On the brighter side, I feel a certain bond with you through your ragdoll Chloe because I have also have Andy who is a bluepoint ragdoll or at least that's what I was told. I rescued him last December so I don't have much of any of his history other than he was a seven year old bluepoint ragdoll. However looking at your picture of Tonkinese Chamois, she looks a lot like Andy. If you would like to see a picture of Andy please sent me an email and I'll be happy to send it.
Keep up the great job you do.
Bob
Robert, Naples, FL
Posted: 8/23/2009 11:10:51 AM
Susan,
I've lost four extraordinary cats since Christmas. I had to have Nikki put down due to failing liver. I held him as he passed, and it was as though my own child was dying.

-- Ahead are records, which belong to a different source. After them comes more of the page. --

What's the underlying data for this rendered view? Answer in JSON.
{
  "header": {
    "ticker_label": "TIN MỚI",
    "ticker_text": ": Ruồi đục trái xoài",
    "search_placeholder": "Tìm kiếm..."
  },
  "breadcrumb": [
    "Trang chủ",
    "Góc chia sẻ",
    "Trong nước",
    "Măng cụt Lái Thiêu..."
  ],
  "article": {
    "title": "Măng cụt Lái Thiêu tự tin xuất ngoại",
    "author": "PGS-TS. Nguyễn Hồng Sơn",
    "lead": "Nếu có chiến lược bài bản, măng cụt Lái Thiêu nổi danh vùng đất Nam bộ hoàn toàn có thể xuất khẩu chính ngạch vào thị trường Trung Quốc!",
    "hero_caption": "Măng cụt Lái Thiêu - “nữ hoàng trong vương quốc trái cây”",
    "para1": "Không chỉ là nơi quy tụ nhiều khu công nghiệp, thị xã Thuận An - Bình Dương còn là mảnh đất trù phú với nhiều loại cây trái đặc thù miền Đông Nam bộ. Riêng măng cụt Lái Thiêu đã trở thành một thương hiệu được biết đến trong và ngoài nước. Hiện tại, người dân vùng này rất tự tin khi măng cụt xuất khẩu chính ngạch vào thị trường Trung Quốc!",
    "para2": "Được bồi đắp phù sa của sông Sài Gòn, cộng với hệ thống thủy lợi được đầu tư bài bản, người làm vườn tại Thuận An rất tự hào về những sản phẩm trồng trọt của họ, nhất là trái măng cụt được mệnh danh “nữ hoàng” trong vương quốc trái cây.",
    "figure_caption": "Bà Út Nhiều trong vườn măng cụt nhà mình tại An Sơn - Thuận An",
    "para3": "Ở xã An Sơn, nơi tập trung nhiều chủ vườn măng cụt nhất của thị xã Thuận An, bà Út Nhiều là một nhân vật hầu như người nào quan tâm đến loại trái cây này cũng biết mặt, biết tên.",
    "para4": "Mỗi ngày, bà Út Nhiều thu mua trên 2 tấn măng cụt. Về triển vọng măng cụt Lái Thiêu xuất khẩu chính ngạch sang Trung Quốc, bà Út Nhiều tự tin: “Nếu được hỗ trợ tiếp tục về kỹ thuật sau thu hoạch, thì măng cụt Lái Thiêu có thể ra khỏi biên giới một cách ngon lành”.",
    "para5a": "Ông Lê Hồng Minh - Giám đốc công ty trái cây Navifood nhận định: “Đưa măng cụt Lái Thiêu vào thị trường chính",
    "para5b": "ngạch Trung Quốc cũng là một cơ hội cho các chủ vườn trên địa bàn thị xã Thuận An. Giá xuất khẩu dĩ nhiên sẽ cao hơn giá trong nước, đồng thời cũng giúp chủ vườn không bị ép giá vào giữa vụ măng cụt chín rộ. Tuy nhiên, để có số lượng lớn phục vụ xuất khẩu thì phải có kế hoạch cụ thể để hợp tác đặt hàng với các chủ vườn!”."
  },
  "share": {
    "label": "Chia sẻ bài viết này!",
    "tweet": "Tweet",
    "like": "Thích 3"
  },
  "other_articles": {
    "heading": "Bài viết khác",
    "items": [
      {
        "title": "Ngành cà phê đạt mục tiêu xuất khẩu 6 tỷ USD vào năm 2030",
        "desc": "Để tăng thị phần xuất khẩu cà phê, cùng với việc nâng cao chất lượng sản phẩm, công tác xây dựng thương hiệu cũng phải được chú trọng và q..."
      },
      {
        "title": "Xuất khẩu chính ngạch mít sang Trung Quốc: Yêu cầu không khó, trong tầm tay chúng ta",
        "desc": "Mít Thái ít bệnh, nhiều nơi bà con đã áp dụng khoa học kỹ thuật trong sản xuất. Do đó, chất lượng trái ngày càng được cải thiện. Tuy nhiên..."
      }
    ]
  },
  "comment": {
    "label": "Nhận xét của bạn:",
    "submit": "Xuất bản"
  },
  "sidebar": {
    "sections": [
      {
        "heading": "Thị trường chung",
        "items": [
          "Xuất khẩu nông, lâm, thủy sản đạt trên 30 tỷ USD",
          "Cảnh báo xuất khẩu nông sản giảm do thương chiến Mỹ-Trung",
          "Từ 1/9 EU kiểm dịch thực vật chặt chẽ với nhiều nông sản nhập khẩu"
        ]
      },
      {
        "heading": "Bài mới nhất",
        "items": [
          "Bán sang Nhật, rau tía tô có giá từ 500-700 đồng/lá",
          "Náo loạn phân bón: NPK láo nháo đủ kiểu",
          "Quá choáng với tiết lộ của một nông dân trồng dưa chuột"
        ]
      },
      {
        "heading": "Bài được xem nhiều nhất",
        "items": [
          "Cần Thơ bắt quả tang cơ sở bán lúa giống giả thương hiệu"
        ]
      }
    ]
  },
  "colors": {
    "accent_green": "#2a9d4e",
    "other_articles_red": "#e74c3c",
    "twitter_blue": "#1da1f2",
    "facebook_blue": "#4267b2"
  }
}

Morris was a feral older male that I had bonded with after many years of feeding and caaring. My fondest memory of him occurred the night before he passed as I was brushing his fur in an attempt to give him comfort. I heard him purr for perhaps the first time in his life. Freckles was diagnosed with a liver infection. His medication was given, but with the caviat that it was essential for him to eat. He never opposed the medication, but rebelled against the food. I found him the next morning floating in the river. I had raised him from birth and was devastated. Henry had bonded with Freccckles, and two months after Freckles passed, Henry passed as well, I think out of grief for his friend. At Henry's passing, I felt that I could take no more. I have many cats, but each loss is as though that is the only one. One wouldn't think that with this many that each loss would hurt so much.
Chuck, Piketon, OH
Posted: 8/19/2009 8:23:43 AM
im so sorry for your loss. i bet Chamois was glad you stayed with her for her verry last breath. im glad you cared for her so much. thats how i felt about my cat muggers. she died two years ago. she was a long haired calico.
Desi, roxbury ny, NY
Posted: 7/13/2009 1:29:31 PM
im so sorry for your loss this was a reall sad story to read i am even crying i hope that you loved her just enough.